You know, I always did have a hard time seeing just how useful those back plates could be. They always looked like they'd snap right off. Other researchers have suggested maybe they were for heat exchange, but these guys have reasons for dismissing that as well (the blood vessels in them don't appear to go anywhere).
I have a harder time with the notion that the horns on triceratops were purely ornamental, but obviously these guys would know better than I would.
This story suddenly brought to mind one of my all-time favorite childhood books: The Shy Stegosaurus of Cricket Creek. Anyone else remember that one? I was enthralled with it as a boy.









That's just a bunch of Leftist professors trying to change the traditional definition of Stegasaurus!!!
And I'm with you...it's hard to imagine that three giant spikes on the head of an animal don't serve some sort of purpose. But perhaps not.
The title rings a bell, though. Can't claim to have read it for sure, but I may have.
I remember hearing a story with him on NPR (I believe).
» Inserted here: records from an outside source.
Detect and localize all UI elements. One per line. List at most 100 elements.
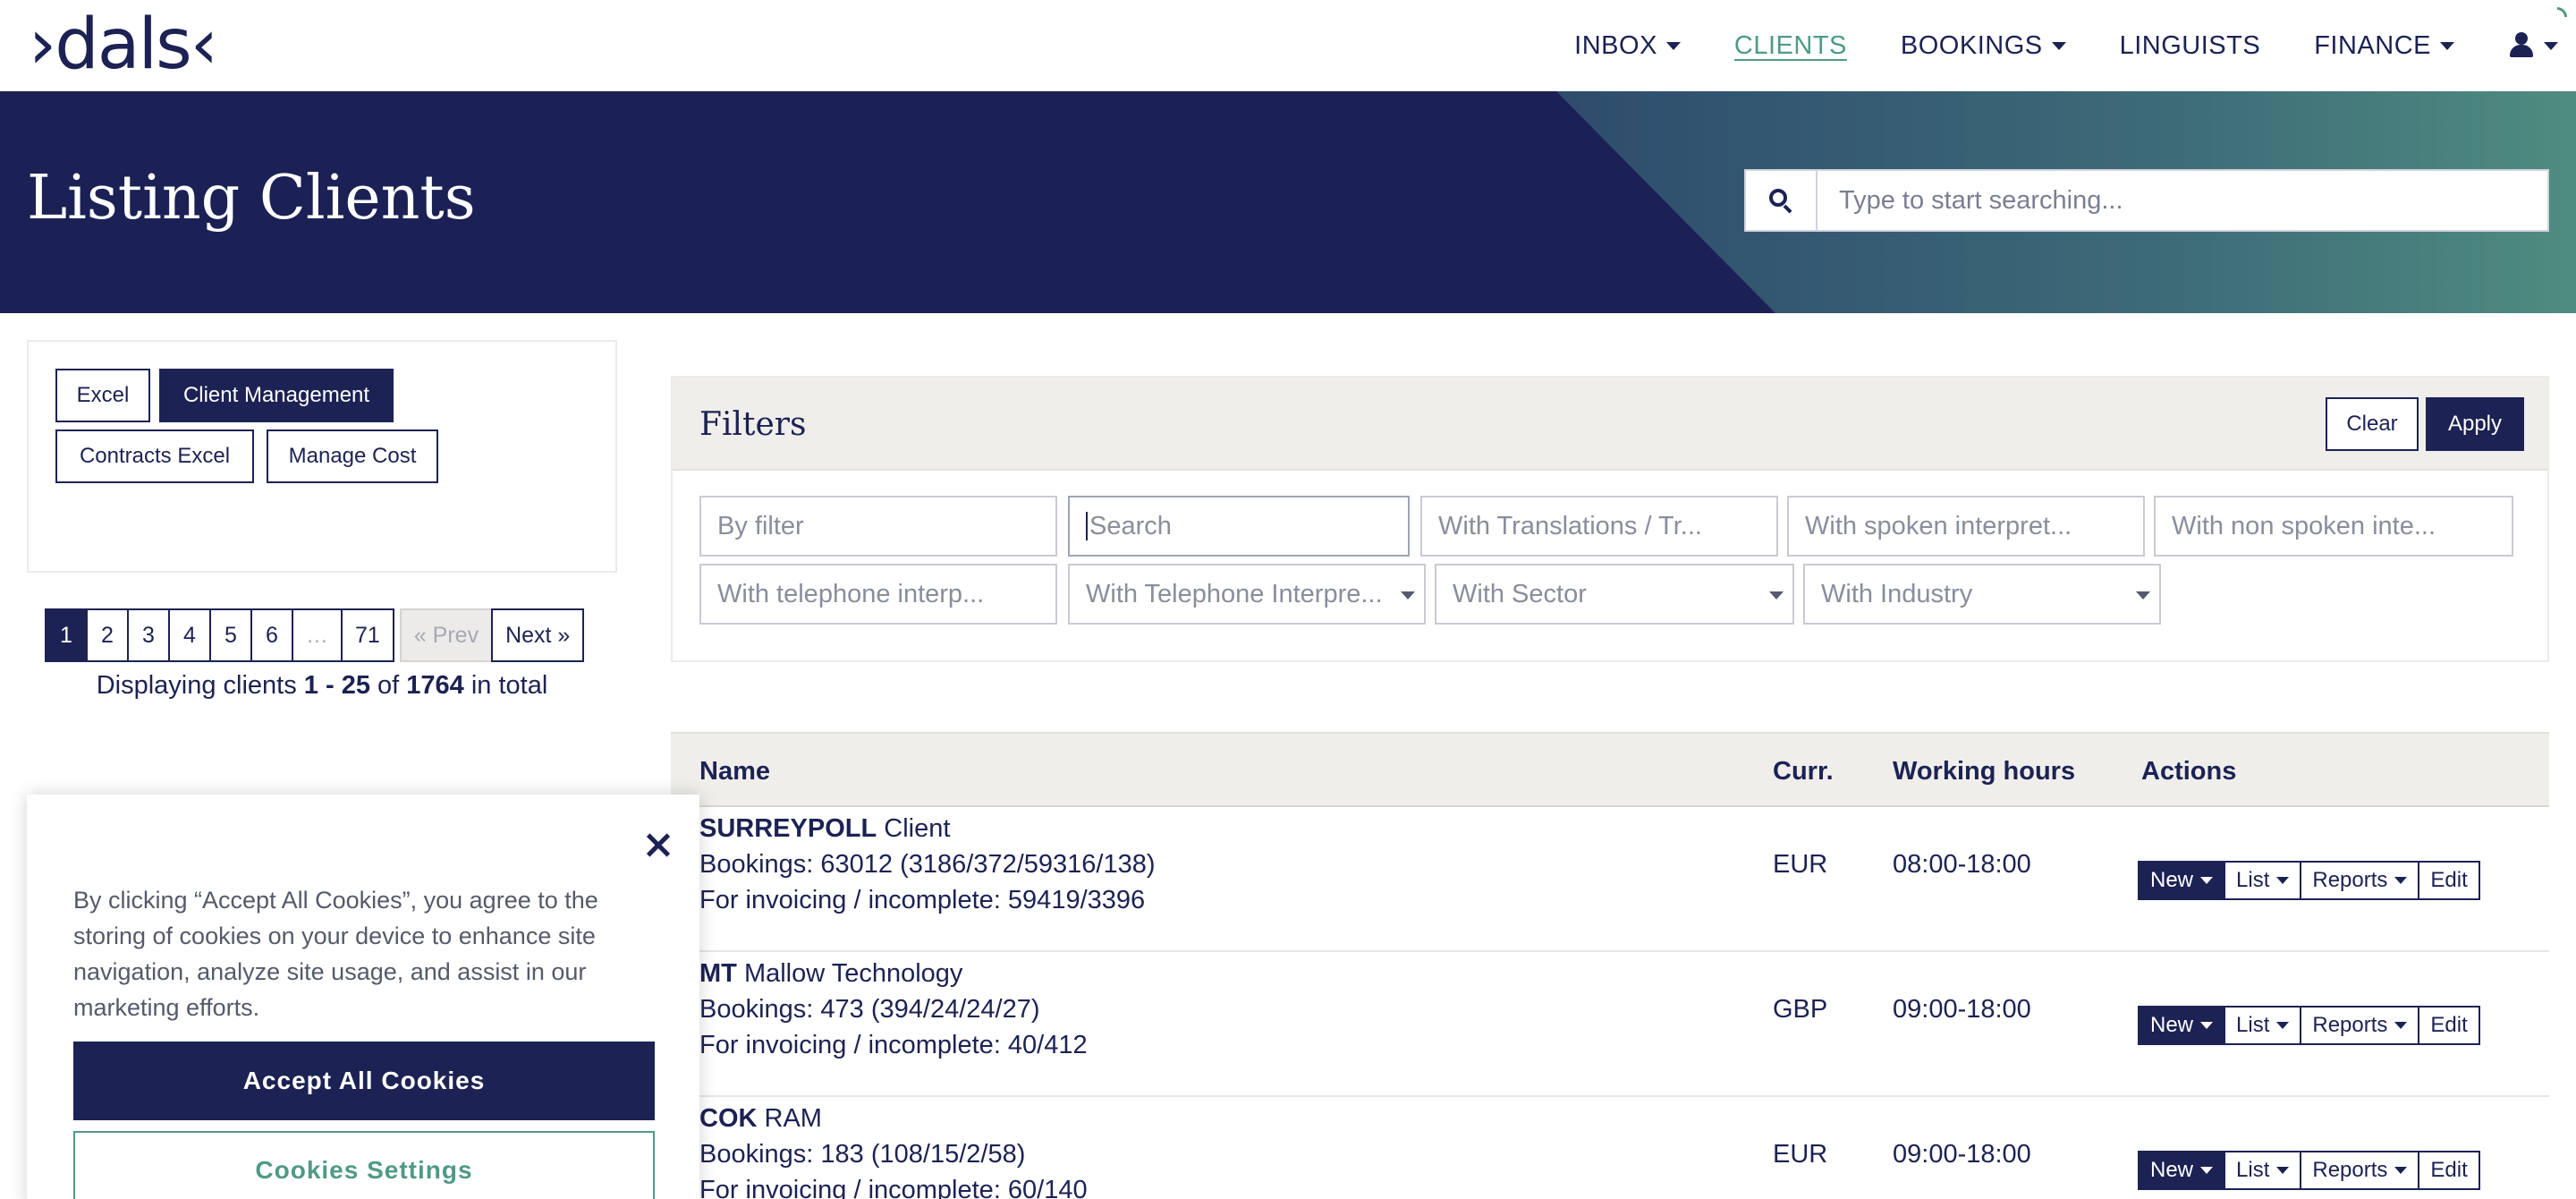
client-invoicing: For invoicing / incomplete: 59419/3396 [699, 886, 1146, 914]
with-telephone-interpreter-select[interactable]: With Telephone Interpre... [1068, 564, 1426, 625]
nav-item-inbox[interactable]: INBOX [1574, 31, 1681, 61]
next-page-button[interactable]: Next » [491, 608, 585, 662]
dals-logo[interactable]: ›dals‹ [29, 4, 218, 85]
client-invoicing: For invoicing / incomplete: 60/140 [699, 1176, 1088, 1199]
manage-cost-button[interactable]: Manage Cost [267, 429, 438, 483]
row-actions: New List Reports Edit [2138, 1006, 2480, 1045]
with-translations-filter[interactable]: With Translations / Tr... [1420, 496, 1778, 557]
caret-down-icon [2394, 1022, 2408, 1029]
nav-item-finance[interactable]: FINANCE [2314, 31, 2454, 61]
list-label: List [2236, 1013, 2270, 1037]
page-link-71[interactable]: 71 [341, 608, 394, 662]
client-name[interactable]: MT Mallow Technology [699, 956, 962, 991]
with-spoken-interpreting-filter[interactable]: With spoken interpret... [1787, 496, 2145, 557]
client-working-hours: 09:00-18:00 [1893, 1140, 2031, 1169]
nav-item-clients[interactable]: CLIENTS [1734, 31, 1847, 61]
column-header-currency[interactable]: Curr. [1773, 757, 1834, 787]
client-working-hours: 08:00-18:00 [1893, 850, 2031, 879]
list-dropdown-button[interactable]: List [2224, 861, 2302, 900]
client-currency: GBP [1773, 995, 1828, 1024]
user-menu[interactable] [2508, 32, 2558, 59]
caret-down-icon [2136, 591, 2150, 600]
search-button[interactable] [1746, 171, 1818, 230]
page-link-2[interactable]: 2 [86, 608, 129, 662]
reports-dropdown-button[interactable]: Reports [2300, 861, 2420, 900]
new-dropdown-button[interactable]: New [2138, 1006, 2226, 1045]
page-link-3[interactable]: 3 [127, 608, 170, 662]
edit-button[interactable]: Edit [2418, 1006, 2480, 1045]
list-dropdown-button[interactable]: List [2224, 1151, 2302, 1190]
list-dropdown-button[interactable]: List [2224, 1006, 2302, 1045]
display-count: Displaying clients 1 - 25 of 1764 in tot… [27, 671, 617, 701]
reports-dropdown-button[interactable]: Reports [2300, 1006, 2420, 1045]
client-code: SURREYPOLL [699, 814, 877, 843]
top-navbar: ›dals‹ INBOX CLIENTS BOOKINGS LINGUISTS … [0, 0, 2576, 91]
client-name-text: Mallow Technology [743, 959, 963, 988]
caret-down-icon [2394, 1167, 2408, 1174]
row-actions: New List Reports Edit [2138, 861, 2480, 900]
nav-item-bookings[interactable]: BOOKINGS [1901, 31, 2066, 61]
new-dropdown-button[interactable]: New [2138, 1151, 2226, 1190]
excel-button[interactable]: Excel [55, 369, 150, 422]
new-label: New [2150, 868, 2194, 892]
client-name[interactable]: COK RAM [699, 1101, 822, 1136]
text-cursor [1086, 512, 1088, 540]
user-icon [2508, 32, 2535, 59]
caret-down-icon [2394, 877, 2408, 884]
display-count-of: of [369, 671, 407, 700]
list-label: List [2236, 1158, 2270, 1182]
with-telephone-interpreter-label: With Telephone Interpre... [1086, 579, 1383, 608]
page-link-1[interactable]: 1 [45, 608, 88, 662]
with-sector-select[interactable]: With Sector [1435, 564, 1794, 625]
caret-down-icon [2440, 41, 2454, 50]
page-title: Listing Clients [27, 163, 476, 234]
reports-label: Reports [2312, 1158, 2388, 1182]
clients-table: Name Curr. Working hours Actions SURREYP… [671, 732, 2549, 1199]
with-industry-select[interactable]: With Industry [1803, 564, 2161, 625]
prev-page-button: « Prev [399, 608, 494, 662]
with-telephone-interp-filter[interactable]: With telephone interp... [699, 564, 1057, 625]
apply-filters-button[interactable]: Apply [2426, 397, 2524, 451]
new-label: New [2150, 1158, 2194, 1182]
client-name[interactable]: SURREYPOLL Client [699, 811, 950, 846]
filters-panel: Filters Clear Apply By filter Search Wit… [671, 376, 2549, 662]
page-link-5[interactable]: 5 [209, 608, 252, 662]
cookie-consent-banner: By clicking “Accept All Cookies”, you ag… [27, 795, 699, 1199]
page-link-4[interactable]: 4 [168, 608, 211, 662]
edit-button[interactable]: Edit [2418, 1151, 2480, 1190]
with-sector-label: With Sector [1453, 579, 1587, 608]
caret-down-icon [2544, 41, 2558, 50]
nav-item-linguists[interactable]: LINGUISTS [2120, 31, 2261, 61]
client-name-text: RAM [764, 1104, 822, 1133]
clear-filters-button[interactable]: Clear [2326, 397, 2419, 451]
contracts-excel-button[interactable]: Contracts Excel [55, 429, 254, 483]
caret-down-icon [2276, 1167, 2290, 1174]
caret-down-icon [1401, 591, 1415, 600]
reports-dropdown-button[interactable]: Reports [2300, 1151, 2420, 1190]
client-name-text: Client [884, 814, 951, 843]
edit-button[interactable]: Edit [2418, 861, 2480, 900]
new-dropdown-button[interactable]: New [2138, 861, 2226, 900]
with-non-spoken-interpreting-filter[interactable]: With non spoken inte... [2154, 496, 2513, 557]
client-currency: EUR [1773, 1140, 1828, 1169]
page-link-6[interactable]: 6 [250, 608, 293, 662]
accept-all-cookies-button[interactable]: Accept All Cookies [73, 1042, 655, 1120]
client-code: MT [699, 959, 737, 988]
caret-down-icon [2276, 877, 2290, 884]
table-row: MT Mallow Technology Bookings: 473 (394/… [671, 952, 2549, 1097]
column-header-working-hours[interactable]: Working hours [1893, 757, 2075, 787]
display-count-prefix: Displaying clients [96, 671, 304, 700]
by-filter-select[interactable]: By filter [699, 496, 1057, 557]
new-label: New [2150, 1013, 2194, 1037]
close-icon[interactable] [644, 830, 673, 859]
reports-label: Reports [2312, 868, 2388, 892]
column-header-name[interactable]: Name [699, 757, 770, 787]
cookies-settings-button[interactable]: Cookies Settings [73, 1131, 655, 1199]
client-management-button[interactable]: Client Management [159, 369, 394, 422]
global-search-input[interactable] [1818, 171, 2547, 230]
search-icon [1769, 189, 1792, 214]
export-tools-panel: Excel Client Management Contracts Excel … [27, 340, 617, 573]
search-filter-input[interactable]: Search [1068, 496, 1410, 557]
nav-item-finance-label: FINANCE [2314, 30, 2431, 60]
with-industry-label: With Industry [1821, 579, 1973, 608]
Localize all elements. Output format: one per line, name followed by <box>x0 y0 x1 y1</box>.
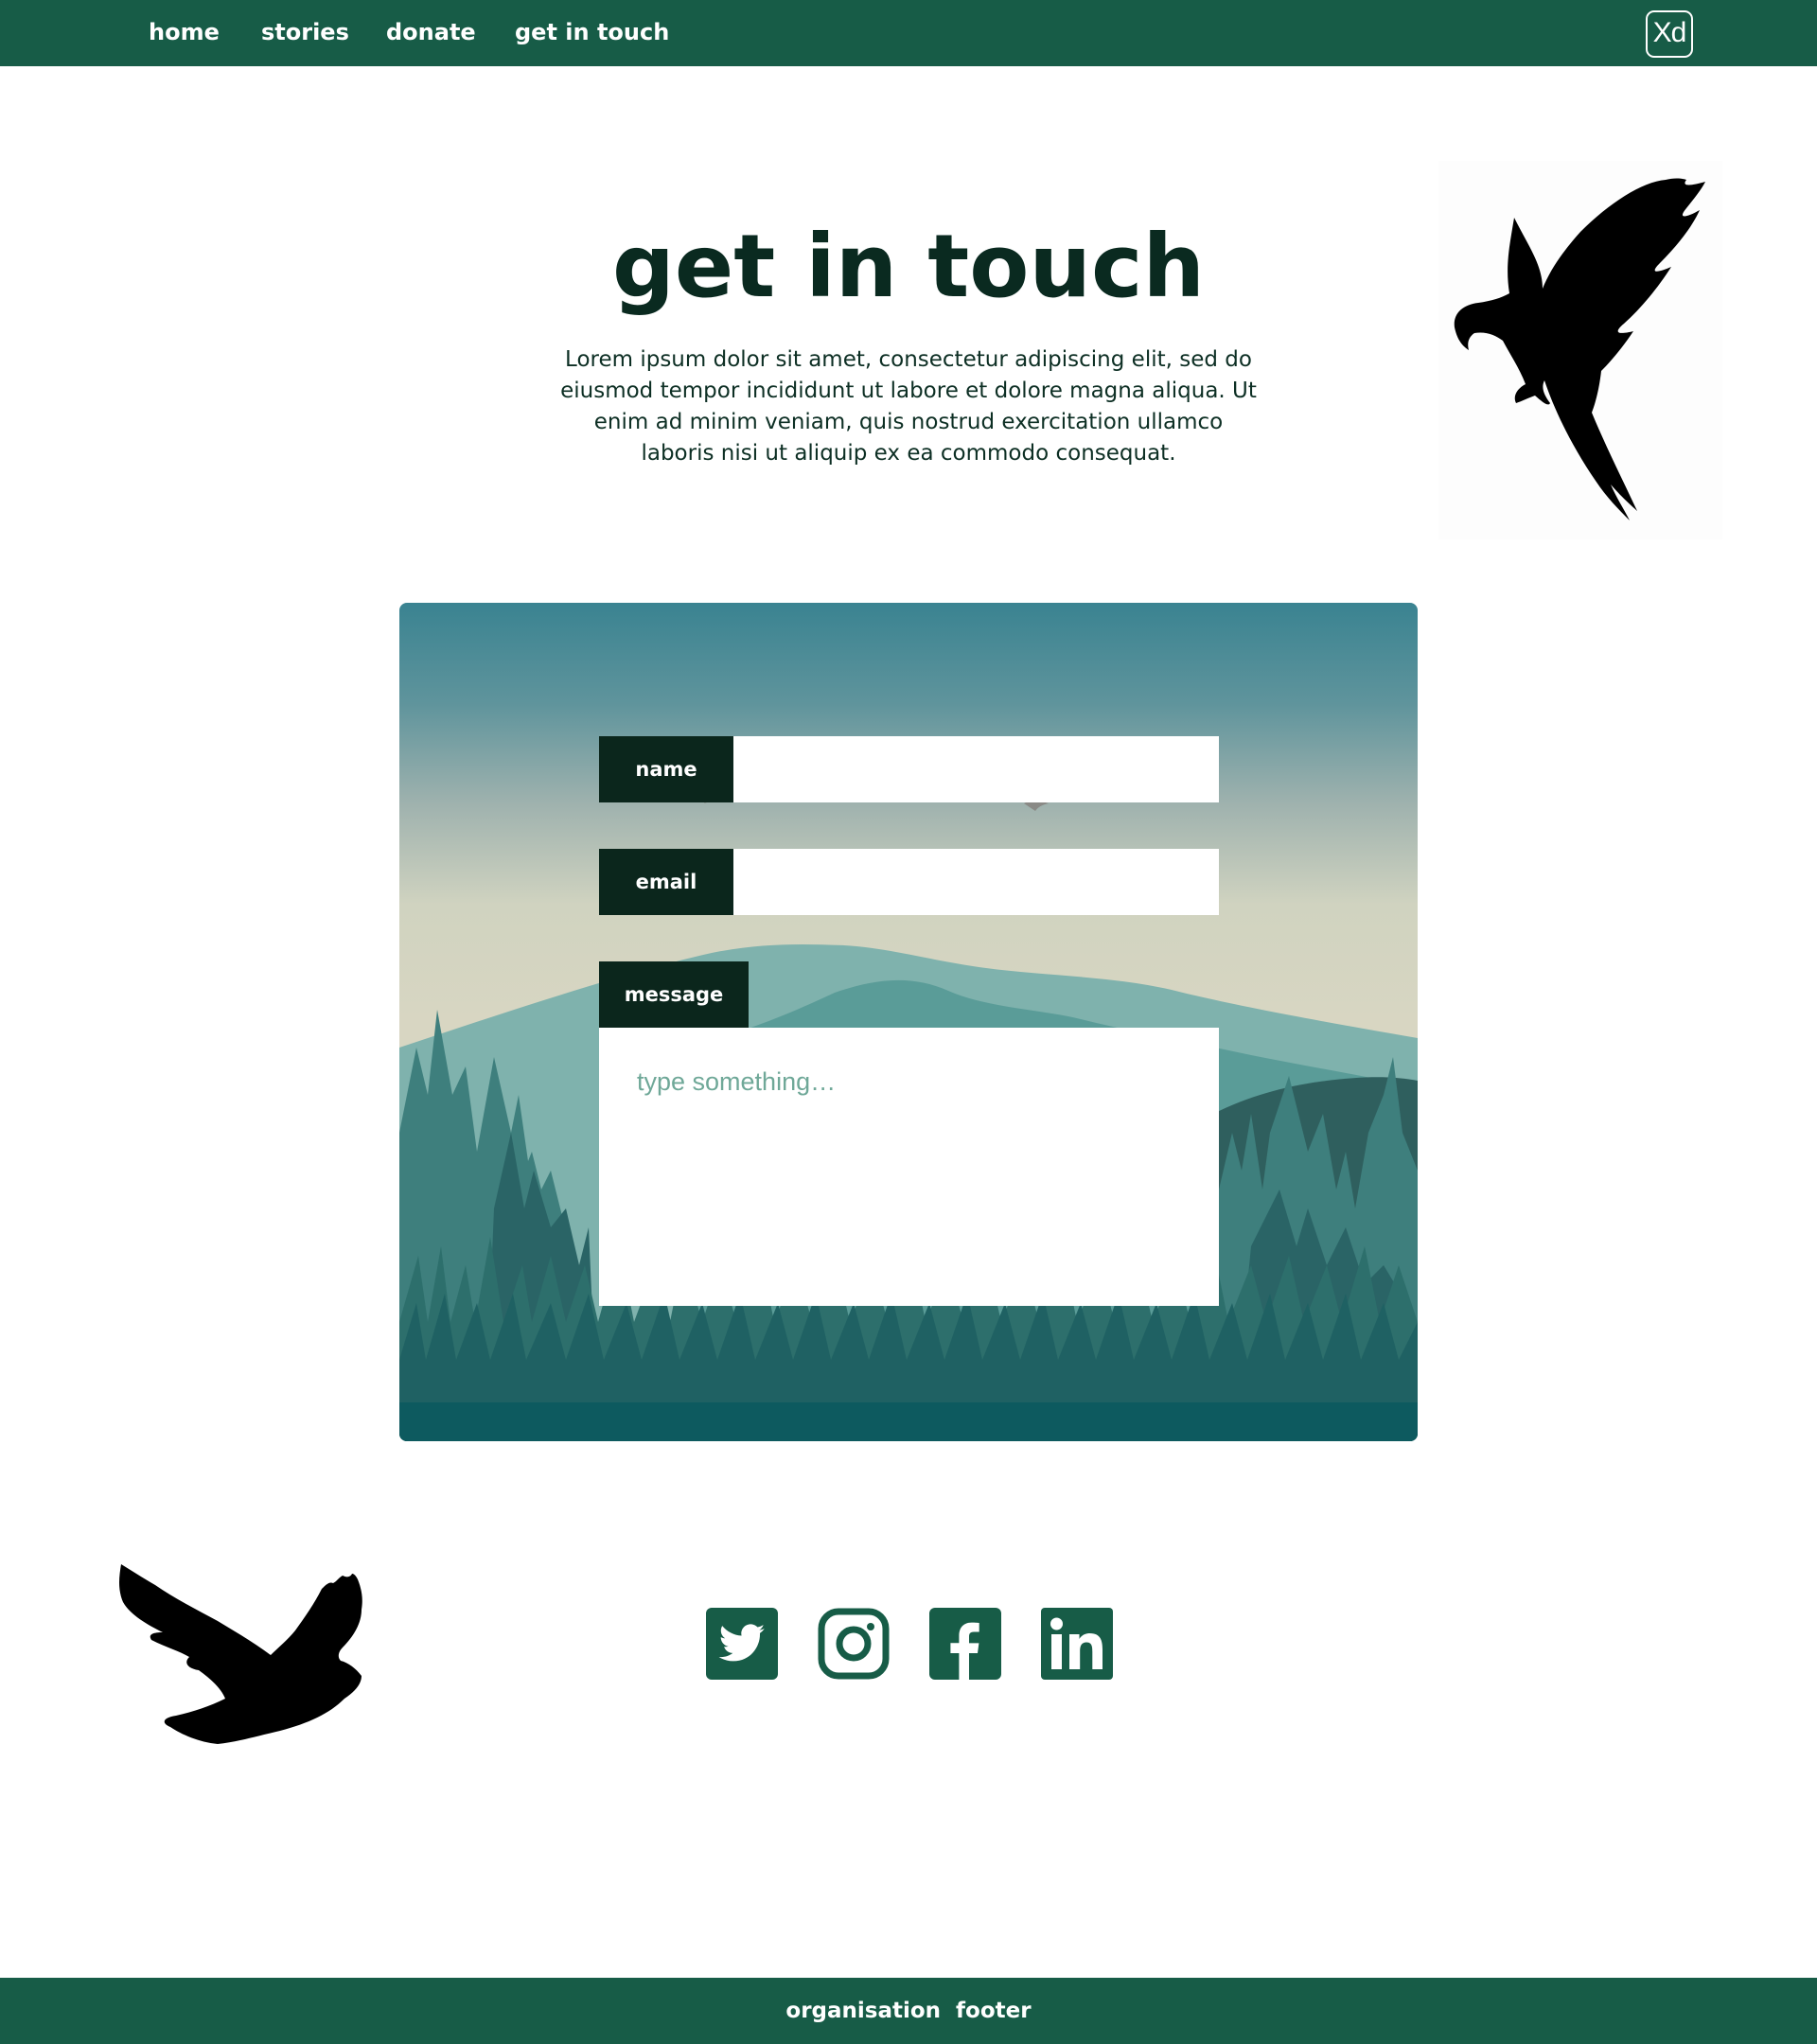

Truth is we just don't know, do we?
At outside the beltway a few weeks ago, there was a thread about some particular "transitional" species that they had discovered and someone made the point that the thing was "feathered." Now, the ONLY evidence they had of any kind was some bones. And yet the article stated "feathered" as if it were fact.
Maybe all the dinosaurs were drag queens.
That's science: debate still happens. Although it's sad how in certain fields debate is actively shunned.